Walmart grocery share slips again as Costco gains ground
Walmart still leads grocery, but its share fell to 19.9% as Costco climbed. For store teams, that can mean tighter pressure on shelves, pickup accuracy, and staffing.

The question for Walmart associates is not whether grocery still matters. It is whether a smaller slice means tighter staffing, tougher pickup targets, and less room for out-of-stocks in the departments that drive traffic every day.
Numerator data cited on April 21 showed Walmart’s grocery share fell to 19.9% in 2026, down from 20.0% in 2025 and 20.4% in 2024. A July 31, 2024 figure put Walmart at 21.4%, which shows how much ground has gradually slipped away even while the company remains far ahead of every rival. Costco moved the other way, rising to 8.2% from 7.9% last year and 7.6% in 2024. Kroger stayed in second place at 8.3%, but it also lost share from 8.6% in 2025 and 8.8% in 2024.

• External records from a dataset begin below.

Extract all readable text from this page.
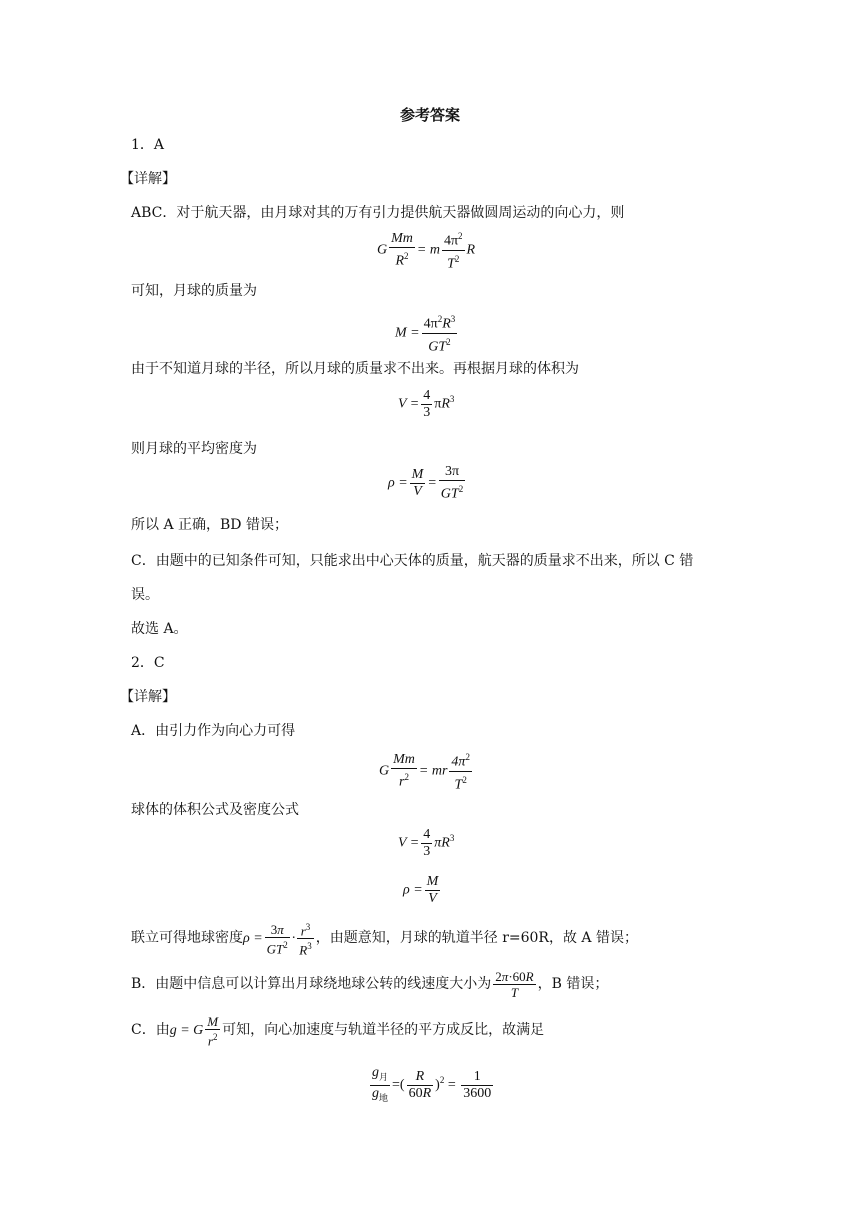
参考答案
1．A
【详解】
ABC．对于航天器，由月球对其的万有引力提供航天器做圆周运动的向心力，则
G $\frac{Mm}{R^2} = m \frac{4\pi^2}{T^2}$ R
可知，月球的质量为
$M = \frac{4\pi^2R^3}{GT^2}$
由于不知道月球的半径，所以月球的质量求不出来。再根据月球的体积为
$V = \frac{4}{3} \pi R^3$
则月球的平均密度为
$\rho = \frac{M}{V} = \frac{3\pi}{GT^2}$
所以 A 正确，BD 错误；
C．由题中的已知条件可知，只能求出中心天体的质量，航天器的质量求不出来，所以 C 错
误。
故选 A。
2．C
【详解】
A．由引力作为向心力可得
G $\frac{Mm}{r^2}$ = mr $\frac{4\pi^2}{T^2}$
球体的体积公式及密度公式
$V = \frac{4}{3} \pi R^3$
$\rho = \frac{M}{V}$
联立可得地球密度$\rho = \frac{3\pi}{GT^2} \cdot \frac{r^3}{R^3}$ ，由题意知，月球的轨道半径 r=60R，故 A 错误；
B．由题中信息可以计算出月球绕地球公转的线速度大小为 $\frac{2\pi\cdot 60R}{T}$ ，B 错误；
C．由g = G $\frac{M}{r^2}$ 可知，向心加速度与轨道半径的平方成反比，故满足
$\frac{g_月}{g_地}$ =( $\frac{R}{60R} )^2 = \frac{1}{3600}$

For hourly workers, that kind of slide usually shows up in the store long before it shows up in a corporate presentation. Grocery is the traffic engine at Walmart, so any loss of momentum puts more weight on the basics: produce looking fresh, dairy and meat staying in stock, pantry staples turning on time, and pickup orders leaving without substitutions. When shoppers try other grocers more often, store managers tend to push harder on zoning, replenishment, and fulfillment accuracy. That can mean more urgency in overnight stocking, front-end support, deli coverage, and order pickup when the store gets busy.

Walmart has been spending to defend the business. In July 2024, the company said its U.S. grocery network supported more than 4,600 stores and announced five automated distribution centers for fresh food. It also launched a produce-sourcing pilot with Agritask in June 2024 and later added an RFID collaboration with Avery Dennison in October 2025 to improve inventory accuracy in fresh categories such as meat, bakery, and deli. In April 2025, Walmart said its delivery expansion would reach 12 million more households, a sign that digital convenience is now part of the grocery fight, not an add-on.
The company can still point to solid operating performance. Walmart’s fiscal 2025 U.S. comparable sales rose 4.5%, with strength in grocery. But the new share numbers show the business cannot rely on scale alone. Costco is pressing harder, Kroger is still a major competitor, and the pressure now sits where Walmart lives or dies in grocery: on the store floor, in the backroom, and in the supply chain that has to keep everything moving.